No record of the verdict against him survives. This has given authors a free hand to embellish his story. They portray him as a villain with free rein to commit crimes as he pleases, or a champion of the oppressed masses against the evil people in power. A historical treatment of him is the Kōchiyama Jitsuden. In the early Meiji period the kōdan Tenpō Rokka-sen was completed by Matsubayashi Hakuen II. Here, Sōshun is not a cha-bōzu but an osukiya-bōzu, a servant who overseas tea service and articles for tea ceremonies. The centerpiece of the kōdan is
Sōshun's swindling of the Matsue Domain. In 1874, Kawatake Mokuami added further embellishments to Hakuen's story, and the resulting kabuki play, Kumono-ueno San'e no Sakumae, had its premiere performance. Mokuami further developed the story, and in 1881, Kumo ni magou Ueno no Hatsuhana opened at the Shintomi-za in Tokyo with Ichikawa Danjūrō IX portraying Sōshun. The play is in the current repertoire.

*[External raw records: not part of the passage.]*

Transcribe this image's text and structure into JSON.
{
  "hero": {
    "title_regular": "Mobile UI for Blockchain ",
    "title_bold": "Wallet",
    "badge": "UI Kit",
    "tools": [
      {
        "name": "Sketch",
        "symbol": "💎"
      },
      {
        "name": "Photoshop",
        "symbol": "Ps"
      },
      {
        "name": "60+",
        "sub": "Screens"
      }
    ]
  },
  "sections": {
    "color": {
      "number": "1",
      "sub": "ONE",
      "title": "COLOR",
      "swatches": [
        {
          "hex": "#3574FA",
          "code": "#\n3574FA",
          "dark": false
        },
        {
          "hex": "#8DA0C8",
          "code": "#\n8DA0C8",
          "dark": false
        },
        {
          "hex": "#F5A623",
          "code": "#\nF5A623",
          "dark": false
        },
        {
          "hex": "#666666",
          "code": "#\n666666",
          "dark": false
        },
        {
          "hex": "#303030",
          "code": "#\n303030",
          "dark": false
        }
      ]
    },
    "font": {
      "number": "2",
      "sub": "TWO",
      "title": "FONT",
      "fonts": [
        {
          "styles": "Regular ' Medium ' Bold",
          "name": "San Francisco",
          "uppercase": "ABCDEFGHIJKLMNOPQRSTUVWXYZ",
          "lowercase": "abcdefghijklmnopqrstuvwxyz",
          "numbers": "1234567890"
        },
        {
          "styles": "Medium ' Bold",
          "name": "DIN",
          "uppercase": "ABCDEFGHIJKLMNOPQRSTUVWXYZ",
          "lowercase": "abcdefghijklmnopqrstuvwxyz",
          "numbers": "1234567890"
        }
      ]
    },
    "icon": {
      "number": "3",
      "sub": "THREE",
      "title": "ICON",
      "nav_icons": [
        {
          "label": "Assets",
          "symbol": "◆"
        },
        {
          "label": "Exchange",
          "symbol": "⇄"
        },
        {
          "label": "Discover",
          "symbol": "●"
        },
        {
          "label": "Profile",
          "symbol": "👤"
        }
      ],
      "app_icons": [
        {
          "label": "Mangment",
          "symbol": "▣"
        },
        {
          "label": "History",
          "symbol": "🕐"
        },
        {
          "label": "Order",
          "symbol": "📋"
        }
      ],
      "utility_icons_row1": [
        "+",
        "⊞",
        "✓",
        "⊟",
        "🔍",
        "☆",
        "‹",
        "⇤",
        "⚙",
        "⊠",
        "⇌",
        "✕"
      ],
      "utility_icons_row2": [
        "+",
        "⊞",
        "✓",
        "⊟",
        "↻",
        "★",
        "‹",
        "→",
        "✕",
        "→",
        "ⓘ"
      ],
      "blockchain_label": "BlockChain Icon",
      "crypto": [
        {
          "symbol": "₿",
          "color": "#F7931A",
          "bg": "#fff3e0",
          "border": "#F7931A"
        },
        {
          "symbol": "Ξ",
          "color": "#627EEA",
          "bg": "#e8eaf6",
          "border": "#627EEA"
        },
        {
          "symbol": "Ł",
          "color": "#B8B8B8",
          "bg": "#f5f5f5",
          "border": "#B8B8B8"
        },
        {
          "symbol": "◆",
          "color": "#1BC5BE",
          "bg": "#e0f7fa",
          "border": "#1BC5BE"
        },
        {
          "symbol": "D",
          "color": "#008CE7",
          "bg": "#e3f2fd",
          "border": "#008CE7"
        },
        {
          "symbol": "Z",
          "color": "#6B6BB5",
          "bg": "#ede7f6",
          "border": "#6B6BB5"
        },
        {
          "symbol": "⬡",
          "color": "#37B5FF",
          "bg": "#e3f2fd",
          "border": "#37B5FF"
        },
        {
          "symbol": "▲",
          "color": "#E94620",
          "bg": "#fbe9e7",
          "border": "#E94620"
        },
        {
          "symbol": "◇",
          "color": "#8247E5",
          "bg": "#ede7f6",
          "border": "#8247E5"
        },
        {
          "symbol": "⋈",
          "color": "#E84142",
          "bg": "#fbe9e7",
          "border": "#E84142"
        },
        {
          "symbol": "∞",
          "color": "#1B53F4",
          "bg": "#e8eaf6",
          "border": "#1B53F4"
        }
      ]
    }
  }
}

An early film including Sōshun as a character was the 1928 Teikoku Kinema silent Tenpō Doro Ezōshi. The 1936 Kōchiyama Sōshun, directed by Sadao Yamanaka, starred Kawarasaki Chōjūrō IV. Kunio Watanabe directed Roppa Furukawa in the 1951 Gokuraku Rokkasen. Four years later, the story appeared again in Kiyoshi Saeki's 1955 Toei film Tenpō Rokudōsen Hirado no Kaizoku, starring Ryūnosuke Tsukigata. Masahiro Makino directed Toei's 1960 Tenpō Rokkasen Jigoku no Hanamichi, starring Utaemon Ichikawa.

Sōshun's television debut took place in 1975, with the series Tsūkai! Kōchiyama Sōshun. Shintaro Katsu starred in the 26-episode series on Fuji Television. Kōji Ishizaka played the nemesis Sōshun in NHK's 1996 Appare Yajūrō, with Hiroshi Abe as the title character Yajūrō.